Its hard to describe. Most people wouldn’t even notice it’s there. I manage life, and I love my girls hard. But it’s there for me. The things I used to be able to do are gone. Multitasking forget it. Even words don’t always come easy. Everything just seems a little harder.
No one forewarns you with grief that you will never be the same. No one will ever say you will carry this forever. Some people actually say “you will get over it.” Get over what exactly? The loss of a piece of my heart? Never. We don’t get over people. We learn to take them with us. But yet there is this weight.
Maybe the weight is sadness and loss. Maybe it is and will always be something I carry or we carry. My family sees the weight. They also carry it too.
Maybe it is not a weight but a presence. Or the absence of a presence. It’s the constant thoughts, no matter where we are you think to yourself “what would she be doing, and what would she be saying” and we all know what she would be wearing.
We miss her. We miss her presence. And sometimes that loses is consuming. Would I change it? Not even for a second because it’s love. It’s the love we carry every day for her. And just because she isn’t physically with us I don’t nor will I ever turn that off. So I will always be reminded of that absence. And as hard as that is I will carry the weight.
A funny thing happened the other night though. I was thinking about the weight. Because as the 24th approach’s the weight becomes greater. I was just overwhelmed with the idea of two years. I walked past Melina room for the millionth time. But for some reason I stopped at looked at her door. The door I have seen everyday for her whole life. And all I could do was laugh.

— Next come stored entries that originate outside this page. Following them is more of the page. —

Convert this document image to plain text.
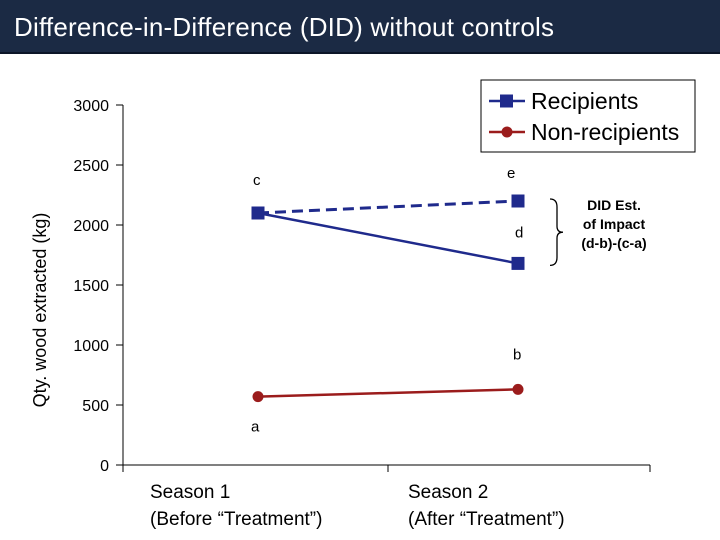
Difference-in-Difference (DID) without controls
0
500
1000
1500
2000
2500
3000
Qty. wood extracted (kg)
Season 1
(Before “Treatment”)
Season 2
(After “Treatment”)
a
b
c
d
e
DID Est.
of Impact
(d-b)-(c-a)
Recipients
Non-recipients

See as much as her presence is absence, and as much as that weight is there, she always reminds us she is here. Melina is and will always be better! Right on the middle of her door were stickers. Stickers that she was not allowed to put on so notice they are only half stuck. Melina said come on mommy, “get it together” My presence isn’t in the absence or the weight. My presence is in the Joy. Yes baby girl it is, you win again, and I will Always Choose Joy for you!